Good Fescue Grass Seed for the Desert

Q. Can you recommend a good fescue grass seed for starting a lawn? I did not have great success with a local brand that said it was made for our desert climate.  

A. Most of the lawns planted in our desert climate are a blend of at least three different kinds of tall fescue. This can be read on the grass seed label. Personally, I would stay away from grass seed mixtures that contain annual rye grass, bluegrass or perennial ryegrass combined with tall fescue.
This is NOT a good tall fescue grass seed for home lawns. Great for parks but not home lawns due to its coarse texture. K31 or Kentucky 31 is a great highway grass...looks good at 50 mph

With grass seed, you get what you pay for. Most of the best grass seed blends are also the most expensive. Read the label. Buy grass seed that has at least three different types of tall fescue listed on the label. Stay away from K 31 a.k.a. Kentucky 31 tall fescue grass seed for home lawns. It’s great for parks and it’s cheap but mostly because it is durable and can handle our heat.

a hot cup of coffee is really hot and will damage grass but continual hot temps in hot climates can also be damaging. Las Vegas is in the transition zone for grass...grows all grasses poorly.

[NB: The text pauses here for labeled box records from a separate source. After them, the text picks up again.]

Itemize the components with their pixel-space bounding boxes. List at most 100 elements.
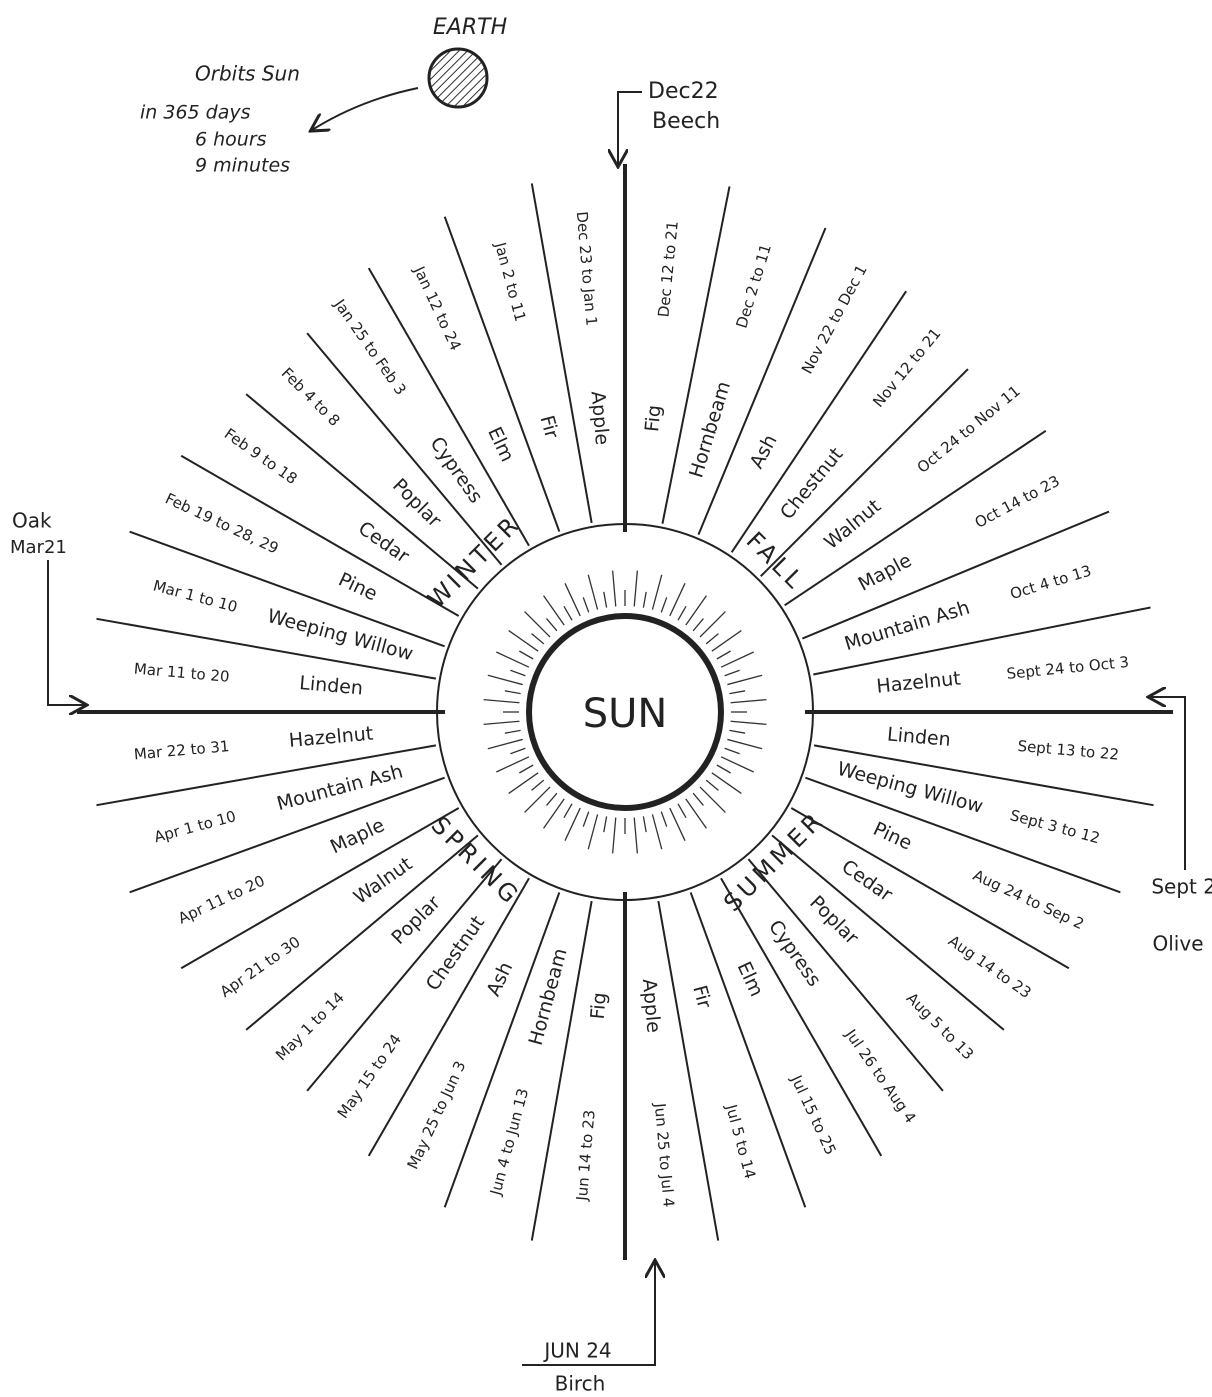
orbit-note: Orbits Sun — [195, 62, 300, 86]
tree-name: Hazelnut — [875, 668, 961, 698]
sector-line — [181, 456, 459, 616]
sun-ray — [652, 814, 661, 849]
date-range: Apr 1 to 10 — [152, 807, 238, 846]
tree-name: Linden — [886, 723, 951, 750]
sun-ray — [693, 793, 703, 805]
date-range: Aug 24 to Sep 2 — [970, 866, 1087, 933]
earth — [429, 49, 487, 107]
sun-ray — [712, 773, 741, 794]
sun-ray — [588, 814, 597, 849]
diagram: EARTH Orbits Sun in 365 days 6 hours 9 m… — [0, 0, 1212, 1397]
date-range: Jan 25 to Feb 3 — [330, 295, 410, 398]
date-range: Oct 4 to 13 — [1008, 562, 1094, 604]
tree-name: Weeping Willow — [835, 758, 985, 818]
sun-ray — [564, 606, 572, 620]
tree-name: Maple — [855, 549, 916, 595]
cardinal-date: Mar21 — [10, 537, 67, 558]
date-range: Jun 14 to 23 — [573, 1109, 599, 1202]
tree-name: Chestnut — [776, 443, 847, 523]
tree-name: Mountain Ash — [275, 760, 406, 815]
cardinal-tree: Beech — [652, 109, 720, 134]
orbit-note: in 365 days — [140, 102, 251, 124]
orbit-arrow — [312, 88, 418, 130]
date-range: Sept 3 to 12 — [1008, 806, 1102, 847]
sun-ray — [583, 812, 588, 827]
sun-ray — [727, 675, 762, 684]
sun-ray — [532, 780, 544, 790]
tree-name: Pine — [870, 818, 916, 855]
date-range: Jul 26 to Aug 4 — [841, 1025, 920, 1126]
tree-name: Fir — [688, 983, 715, 1011]
sun-ray — [588, 575, 597, 610]
date-range: Mar 11 to 20 — [133, 660, 230, 686]
orbit-note: 9 minutes — [195, 155, 290, 177]
sun-ray — [700, 787, 725, 812]
tree-name: Weeping Willow — [265, 605, 415, 665]
tree-name: Walnut — [350, 853, 417, 909]
sun-label: SUN — [583, 691, 668, 737]
cardinal-tree: Olive — [1153, 932, 1204, 956]
sector-line — [721, 878, 881, 1156]
date-range: Feb 9 to 18 — [221, 425, 301, 488]
tree-name: Maple — [327, 814, 388, 858]
sector-line — [761, 369, 968, 576]
date-range: Jan 12 to 24 — [410, 263, 465, 354]
date-range: Jul 15 to 25 — [787, 1072, 840, 1158]
sun-ray — [488, 675, 523, 684]
tree-name: Elm — [483, 424, 518, 466]
date-range: Dec 12 to 21 — [654, 220, 681, 318]
tree-name: Apple — [586, 390, 613, 446]
orbit-note: 6 hours — [195, 129, 267, 151]
sun-ray — [706, 780, 718, 790]
sun-ray — [547, 619, 557, 631]
tree-name: Chestnut — [422, 912, 489, 995]
sun-ray — [583, 597, 588, 612]
tree-name: Apple — [638, 978, 665, 1034]
tree-name: Linden — [298, 672, 363, 699]
date-range: May 15 to 24 — [334, 1031, 405, 1122]
sun-ray — [509, 773, 538, 794]
sun-ray — [678, 804, 686, 818]
sun-ray — [525, 787, 550, 812]
tree-name: Poplar — [388, 474, 446, 532]
tree-name: Poplar — [805, 892, 863, 950]
sun-ray — [505, 730, 521, 733]
date-range: Dec 23 to Jan 1 — [573, 211, 601, 327]
sun-ray — [613, 571, 616, 607]
tree-name: Pine — [335, 568, 381, 605]
sun-ray — [484, 700, 520, 703]
cardinal-date: Sept 23 — [1151, 875, 1212, 899]
tree-name: Fig — [641, 404, 666, 433]
date-range: Oct 14 to 23 — [972, 472, 1063, 532]
cardinal-date: JUN 24 — [542, 1339, 611, 1363]
date-range: Feb 19 to 28, 29 — [162, 489, 281, 557]
sun-ray — [488, 739, 523, 748]
sun-ray — [693, 619, 703, 631]
cardinal-tree: Oak — [12, 509, 52, 533]
sun-ray — [519, 765, 533, 773]
sun-ray — [604, 592, 607, 608]
date-range: Aug 5 to 13 — [903, 989, 977, 1063]
sun-ray — [661, 812, 666, 827]
date-range: Dec 2 to 11 — [732, 242, 774, 331]
sun-ray — [652, 575, 661, 610]
sun-ray — [643, 592, 646, 608]
tree-name: Ash — [483, 959, 518, 1000]
sun-ray — [712, 631, 741, 652]
sun-ray — [678, 606, 686, 620]
sun-ray — [725, 670, 740, 675]
sector-line — [369, 878, 529, 1156]
sun-ray — [505, 691, 521, 694]
connector — [618, 92, 642, 165]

            Make sure the problem you had did not result from how it was planted or the irrigation system. Check the irrigation system before you plant and make sure it’s operating properly. The water from the sprinklers should be thrown far enough so that it reaches neighboring sprinkler heads. This is called “head-to-head coverage”.
            A seedbed needs to be prepared for grass seed at least 8 inches deep. This soil should be “firmed” enough so that when you walk on it your shoes don’t sink more than half an inch into the prepared and firmed soil. Proper soil preparation, not too hard and not too soft, is where most people fail.
            A starter fertilizer and grass seed mixture is applied to the surface of the soil with the grass seed applied at a rate of 10 to 12 pounds per thousand square feet of lawn area. Apply a very fine mulch on top of the seed no more than 1/8 inch deep. This can be steer manure or fine compost.
            Water long enough until water begins to “puddle” in areas. This tells you the maximum number of minutes you can irrigate until seed starts showing. Water twice a day at this stage; once a day when you start seeing grass. Increase the amount of minutes and decrease the frequency of application until you find that “sweet spot” to you are growing grass roots as deeply as you can.